Computer Science
Scientific paper
Nov 1991
adsabs.harvard.edu/cgi-bin/nph-data_query?bibcode=1991gecoa..55.3253s&link_type=abstract
Geochimica et Cosmochimica Acta, vol. 55, Issue 11, pp.3253-3271
Computer Science
4
Scientific paper
We use data from the US EPA National Surface Water Survey (NSWS), the USGS Bench-Mark Station monitoring program, and the National Acid Deposition Program (NADP) to evaluate the role of weathering in supplying base cations to surface waters in forested, upland, felsic terrane of the northeastern, northcentral, and northwestern (Idaho batholith) United States. Multivariate regression reveals differential effects of discharge on individual base cations and silica, but no secular trend in the Ca / Na denudation rate over 24 yr (1965-1988) for the Wild River catchment in the White Mountains. Because the turn-over time for Na in the soil-exchange complex is only ca. 1.5 yr, the long-term behavior of the ratios Ca / Na and Si / Na in waters leaving this catchment indicates that weathering is compensating for base cation export.

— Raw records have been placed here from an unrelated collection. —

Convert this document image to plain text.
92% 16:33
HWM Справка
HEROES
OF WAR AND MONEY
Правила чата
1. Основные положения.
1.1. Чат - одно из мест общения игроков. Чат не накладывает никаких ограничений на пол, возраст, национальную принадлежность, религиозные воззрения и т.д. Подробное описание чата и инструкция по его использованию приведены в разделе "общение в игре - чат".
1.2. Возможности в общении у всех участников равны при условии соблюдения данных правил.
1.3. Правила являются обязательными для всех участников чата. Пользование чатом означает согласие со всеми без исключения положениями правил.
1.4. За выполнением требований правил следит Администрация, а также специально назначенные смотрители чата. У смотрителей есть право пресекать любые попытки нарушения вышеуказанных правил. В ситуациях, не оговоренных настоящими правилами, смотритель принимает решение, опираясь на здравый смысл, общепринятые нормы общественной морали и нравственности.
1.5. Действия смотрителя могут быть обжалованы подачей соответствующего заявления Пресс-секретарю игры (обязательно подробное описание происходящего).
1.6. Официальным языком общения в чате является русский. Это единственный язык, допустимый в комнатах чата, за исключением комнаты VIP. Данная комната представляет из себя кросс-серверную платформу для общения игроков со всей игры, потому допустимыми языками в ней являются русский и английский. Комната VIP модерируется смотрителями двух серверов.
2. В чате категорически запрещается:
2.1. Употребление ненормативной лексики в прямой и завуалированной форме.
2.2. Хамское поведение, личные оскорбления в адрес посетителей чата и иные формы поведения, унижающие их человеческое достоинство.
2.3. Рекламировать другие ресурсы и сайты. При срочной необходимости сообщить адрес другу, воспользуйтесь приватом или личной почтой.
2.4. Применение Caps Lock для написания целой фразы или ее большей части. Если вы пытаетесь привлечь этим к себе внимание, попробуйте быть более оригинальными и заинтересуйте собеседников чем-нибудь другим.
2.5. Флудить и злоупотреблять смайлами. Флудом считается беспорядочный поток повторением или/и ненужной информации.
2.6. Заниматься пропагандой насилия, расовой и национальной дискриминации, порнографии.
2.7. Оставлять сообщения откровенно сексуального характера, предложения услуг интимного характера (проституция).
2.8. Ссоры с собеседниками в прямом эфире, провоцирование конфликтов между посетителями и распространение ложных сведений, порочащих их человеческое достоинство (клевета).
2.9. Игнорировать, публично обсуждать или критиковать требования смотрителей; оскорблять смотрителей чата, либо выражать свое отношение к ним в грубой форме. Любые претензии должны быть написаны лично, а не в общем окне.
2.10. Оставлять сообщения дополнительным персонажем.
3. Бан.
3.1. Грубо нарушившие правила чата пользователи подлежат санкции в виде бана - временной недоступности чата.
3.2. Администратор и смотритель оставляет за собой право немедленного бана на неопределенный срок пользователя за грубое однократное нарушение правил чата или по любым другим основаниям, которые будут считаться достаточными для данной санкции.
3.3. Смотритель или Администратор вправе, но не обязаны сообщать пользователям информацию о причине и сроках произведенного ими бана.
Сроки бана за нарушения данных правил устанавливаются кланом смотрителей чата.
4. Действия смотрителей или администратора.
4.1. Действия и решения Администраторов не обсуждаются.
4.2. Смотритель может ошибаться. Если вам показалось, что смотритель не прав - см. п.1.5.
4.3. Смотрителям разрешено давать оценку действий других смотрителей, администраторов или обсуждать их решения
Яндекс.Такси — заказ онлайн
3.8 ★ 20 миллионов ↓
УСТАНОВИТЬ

In every subregion, Ca and Mg concentrations in lakes are statistically linked to nonmarine Na, but the median Ca / Na ratio is greater than the ratio in local plagioclase. We attribute this inequality to nonstoichiometric weathering of calcium in juvenile (formerly glaciated) terrane, not to leaching of exchangeable cations by SO 4 , because intraregional and cross-regional statistical analysis reveals no effect of atmospherically derived sulfate ion. The median base cation denudation rates (meq m -2 yr -1 ) for these American lake regions are: Maine granites (108); western Adirondack felsic gneiss (85); Vermilion batholith (42); Idaho batholith (52). The regional rates are high enough to compensate for present wet deposition of acidifying anions except in some vulnerable lake watersheds in the western Adirondacks.
Stauffer Robert E.
Wittchen Bruce D.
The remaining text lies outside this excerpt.